Tuesday, June 2, 2009

Popular Culture

I attended an invited panel session at CRPP today entitled: Popular Culture and Education is Asia. Panel included Peter Demerath (University of Minnesota), Zawawi Ibrahim (University Malaya) and Yoshitaka Mori (Tokyo University of the Arts).

What I take away for my research are these questions:

From Demerath

1. MMOG is a playground that attracts players from all nooks and corners of the world. Various culture and practices emerge when people of all background meet and interact. Players become "cultural innovators" whose identities emerge from the negotiation and "orchestration" of competing discourses and social structures.

Beyond MMOG, what are the multiple networks that have "educational effects" on players' identity development?

How is the mass culture associated with globalising era, consumerism and individual freedom mediate players' identity development?

What kind of cultural resources players draw on to make powerful moral judgment about appropriate selves?

How players' identities impact how they "read" and what they take away from playing?

How to establish players' critical media and digital literacy? How do they learn these? And how they impact how players "read" and what they take away from playing?

From Zawawi

2. Cosplay is one of the emerging popular culture associated with media and videogames that transcend beyond game environment into the real world. Granado Espada too is a big hit with players for its baroque period costumes. I wonder what motivate players to engage in cosplay and how immersing in this culture (whether they are participants or just observers) impact how they "read" and what they take away from playing.

From Mori

3. When popular icon in television or videogame crosses into the realm of players' everyday life (Mori used the example of Doremon who makes an appearance in textbooks and other print materials), how would players read this development?
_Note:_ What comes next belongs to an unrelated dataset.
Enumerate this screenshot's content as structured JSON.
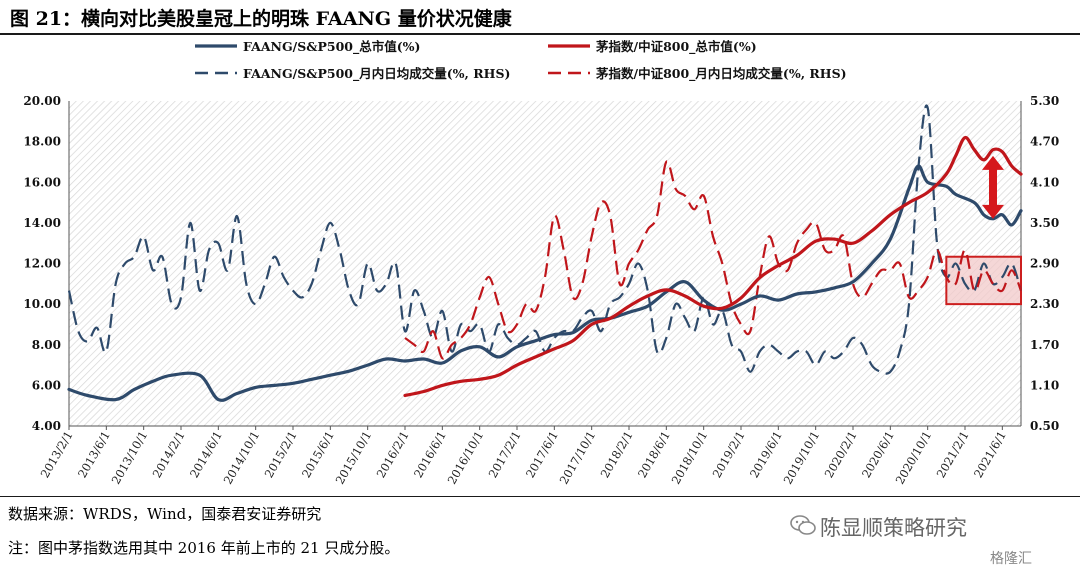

Do they see it to mean that the television programme or videogame associated with the popular icon is accepted by society as safe and good?

How would this perception impact how they "read" and what they take away from playing?

Granado Espada is the first and so far the only MMOG recommended to be used in Singapore Schools. While it has yet to make an appearance in the curriculum hours, only find solace in after-school activities, still what does it mean to players when they can play GE in school.

Another day to go for the conference tomorrow. I hope to take away as many probing questions for my research as possible.